The feeling’s gone. On my bathroom floor where I lie and come four, maybe five times, two when I’m rushed. Not gigantic comes. Beeps. But beeps add up. Take away the pause between each and you’ve got a prolonged Appalachian range. I give myself twenty more seconds. Twenty seconds is no problem, done it in ten many times before. Nada. I trace my mouth, my fingers smelling of tuna and pussy. I arch my head back which I always love, the arching, and I think of Garth, how I used to curve upward when I lay under him although he never lay on me full weight, held himself just slightly off with his forearms on the bed, which I never knew in our early days, I thought I was strong enough to withstand his four-hundred-and-some pounds. Oh god, I can’t do this. I lean over the sink, my tits hanging separate and sad. I look into my eyes. Munch’s “Scream” eyes, scooped out. Dead eyes. I step back, my shoulders and arms hanging, head down and slow motion I cave in.

She would not see me. The nurse put her arm on my shoulder, “She doesn’t want to see you. Maybe tomorrow, it’s an adjustment, you know.”
“I heard her screaming.”
“I’m sorry.”
“She said her mother’s dead and I’m an imposter. She said—”
And then I weep, apologize, and weep some more. The nurse tells me there is a washroom down the hallway beside the elevator, to buzz before I leave and she’ll come out for the key. “Go wash your face. Take a moment, breathe.” She unlocks the glass door. I’m on the outside. She points. The hallway is quiet. I work the key which has to stay in the lock while I turn the handle, keeping the key in place. On the other side of the door are numbered instructions on how to disinfect your hands and a plastic bottle with disinfectant written on it. Everything stands out. I’m in a movie, possibly a documentary.

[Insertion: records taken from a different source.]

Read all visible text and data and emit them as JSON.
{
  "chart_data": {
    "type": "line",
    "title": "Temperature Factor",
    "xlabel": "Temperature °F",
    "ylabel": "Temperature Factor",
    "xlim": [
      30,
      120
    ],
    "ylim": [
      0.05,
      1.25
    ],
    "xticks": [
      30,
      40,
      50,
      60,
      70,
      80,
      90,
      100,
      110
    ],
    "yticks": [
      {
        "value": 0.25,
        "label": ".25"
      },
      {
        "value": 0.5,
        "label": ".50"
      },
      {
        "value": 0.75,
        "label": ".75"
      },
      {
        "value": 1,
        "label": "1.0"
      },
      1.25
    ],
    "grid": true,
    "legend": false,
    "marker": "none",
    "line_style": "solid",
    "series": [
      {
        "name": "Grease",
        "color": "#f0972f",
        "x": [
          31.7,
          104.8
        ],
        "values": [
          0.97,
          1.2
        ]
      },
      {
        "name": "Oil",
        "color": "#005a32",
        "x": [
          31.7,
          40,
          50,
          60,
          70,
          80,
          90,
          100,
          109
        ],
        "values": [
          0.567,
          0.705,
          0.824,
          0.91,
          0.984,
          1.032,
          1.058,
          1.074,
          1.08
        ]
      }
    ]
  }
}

It’s not that I’m deficient in my coming. It’s that I’m always rushed. When Caroline frayed my nerves, I’d seek out the bathroom floor, her voice, soaring and persistent on the other side. Sometimes I sought refuge from Abie. The bathroom floor helped me remember who I was. Masturbating has always been my extreme self-care. I took the hot bath although I didn’t have lavender and I didn’t have any candles. The water turned cold and lost its clearness, but I turned on the hot until the water threatened to spill over, so I let some out before adding more. A gray grime had settled in at the upper water level, but still I remained. I refilled the tub three times. Then I got out.